A Conservative squire, Halford was a staunch defender of the established Church, whose later parliamentary career was notable for his ‘zealous and persevering’ campaign to secure legislative redress for Leicestershire’s hosiery workers.
In 1832, Henry Halford, the only son of the famous physician, was returned unopposed in a compromise with a Whig for the new constituency of South Leicestershire, where the family seat was situated. In Parliament, he defended Leicester’s Tory corporation from the attacks of reformers, supported currency reform and the repeal of malt duty, but opposed a low fixed duty on corn.
Halford was returned unopposed at the 1835 and 1837 general elections, alongside another Conservative. At the former election he promised to defend ‘those great institutions on which depend the efficiency and freedom of our ancient form of government’, and he generally voted with his party in opposing further political reforms and the government’s Irish policy.

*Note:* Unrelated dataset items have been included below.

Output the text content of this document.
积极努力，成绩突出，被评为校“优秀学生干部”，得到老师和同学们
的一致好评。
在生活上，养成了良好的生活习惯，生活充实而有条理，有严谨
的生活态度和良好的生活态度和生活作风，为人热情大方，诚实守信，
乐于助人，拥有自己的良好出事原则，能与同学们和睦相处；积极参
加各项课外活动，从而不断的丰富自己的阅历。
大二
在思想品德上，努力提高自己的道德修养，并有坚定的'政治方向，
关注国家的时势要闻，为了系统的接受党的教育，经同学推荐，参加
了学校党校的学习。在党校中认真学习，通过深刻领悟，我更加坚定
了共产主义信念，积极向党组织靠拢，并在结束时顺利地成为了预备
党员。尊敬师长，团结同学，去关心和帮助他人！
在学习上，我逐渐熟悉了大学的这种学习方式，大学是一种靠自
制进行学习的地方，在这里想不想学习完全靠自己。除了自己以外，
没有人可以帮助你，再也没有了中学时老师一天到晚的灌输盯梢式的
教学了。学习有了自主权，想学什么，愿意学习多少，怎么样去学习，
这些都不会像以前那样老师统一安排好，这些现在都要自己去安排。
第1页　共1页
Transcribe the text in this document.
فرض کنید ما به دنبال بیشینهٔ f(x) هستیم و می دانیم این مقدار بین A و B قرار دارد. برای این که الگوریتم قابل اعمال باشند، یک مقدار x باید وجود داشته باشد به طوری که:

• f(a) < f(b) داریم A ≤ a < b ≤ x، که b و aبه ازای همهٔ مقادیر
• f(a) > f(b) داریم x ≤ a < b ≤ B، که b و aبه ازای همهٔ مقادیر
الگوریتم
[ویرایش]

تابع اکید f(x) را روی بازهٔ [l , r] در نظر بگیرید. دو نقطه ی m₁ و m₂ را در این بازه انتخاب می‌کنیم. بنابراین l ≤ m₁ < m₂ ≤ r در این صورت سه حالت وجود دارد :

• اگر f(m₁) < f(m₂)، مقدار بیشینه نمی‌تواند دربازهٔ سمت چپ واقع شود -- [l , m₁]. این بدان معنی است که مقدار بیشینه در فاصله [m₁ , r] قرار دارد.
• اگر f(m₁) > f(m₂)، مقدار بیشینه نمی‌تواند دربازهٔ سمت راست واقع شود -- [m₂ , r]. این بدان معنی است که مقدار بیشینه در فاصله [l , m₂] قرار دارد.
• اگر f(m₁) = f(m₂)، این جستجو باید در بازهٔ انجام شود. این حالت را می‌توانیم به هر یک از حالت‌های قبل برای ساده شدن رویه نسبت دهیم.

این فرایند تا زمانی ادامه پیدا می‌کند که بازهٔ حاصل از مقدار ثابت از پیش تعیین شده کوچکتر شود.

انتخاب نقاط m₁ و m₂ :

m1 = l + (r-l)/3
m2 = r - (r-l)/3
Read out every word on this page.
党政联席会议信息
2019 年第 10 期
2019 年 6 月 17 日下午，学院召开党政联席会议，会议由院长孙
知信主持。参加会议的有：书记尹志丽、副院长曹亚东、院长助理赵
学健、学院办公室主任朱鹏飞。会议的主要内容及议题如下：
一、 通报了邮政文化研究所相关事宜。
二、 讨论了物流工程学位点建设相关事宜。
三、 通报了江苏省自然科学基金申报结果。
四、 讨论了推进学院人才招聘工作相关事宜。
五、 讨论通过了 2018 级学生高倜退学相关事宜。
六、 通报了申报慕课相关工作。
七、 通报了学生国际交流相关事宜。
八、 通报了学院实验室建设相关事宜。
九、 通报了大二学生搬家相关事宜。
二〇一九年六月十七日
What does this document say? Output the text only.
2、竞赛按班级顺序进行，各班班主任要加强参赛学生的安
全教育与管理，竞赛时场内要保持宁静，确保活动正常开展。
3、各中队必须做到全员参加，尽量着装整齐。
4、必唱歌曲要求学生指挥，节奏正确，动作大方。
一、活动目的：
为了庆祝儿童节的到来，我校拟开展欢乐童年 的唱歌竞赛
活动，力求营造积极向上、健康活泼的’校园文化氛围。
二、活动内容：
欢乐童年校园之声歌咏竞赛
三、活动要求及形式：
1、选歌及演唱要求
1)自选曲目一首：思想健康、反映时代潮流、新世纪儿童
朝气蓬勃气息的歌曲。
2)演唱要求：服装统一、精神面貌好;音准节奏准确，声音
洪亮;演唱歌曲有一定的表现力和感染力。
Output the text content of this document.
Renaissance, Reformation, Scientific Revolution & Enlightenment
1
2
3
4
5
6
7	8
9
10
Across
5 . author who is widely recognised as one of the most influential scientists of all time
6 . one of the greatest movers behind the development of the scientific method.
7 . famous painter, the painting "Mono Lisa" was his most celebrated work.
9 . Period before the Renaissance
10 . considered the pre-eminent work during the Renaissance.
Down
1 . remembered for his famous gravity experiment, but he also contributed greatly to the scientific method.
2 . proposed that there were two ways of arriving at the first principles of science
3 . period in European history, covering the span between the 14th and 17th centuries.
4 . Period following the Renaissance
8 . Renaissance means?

At the 1841 general election Halford topped the poll in a crushing victory over the Liberals, after which he and his colleague faced no further opposition.
By now, Halford was increasingly preoccupied with the distress of Leicestershire’s framework knitters.
Halford was returned unopposed at the 1847 general election, although a challenge had been mooted by some local Conservatives unhappy with his Maynooth vote.
At the 1852 general election, when he was returned unopposed, Halford abandoned agricultural protection, but placated local farmers with his support for reform of the county rates and the repeal of malt duty.
Halford retired at the 1857 general election. In the 1830s Halford, who was fluent in French, German and the classics, and read works of political philosophy, economics and history in the original language, had regularly compared the Whigs to the Girondins, and in his later years began a history of the French Revolution.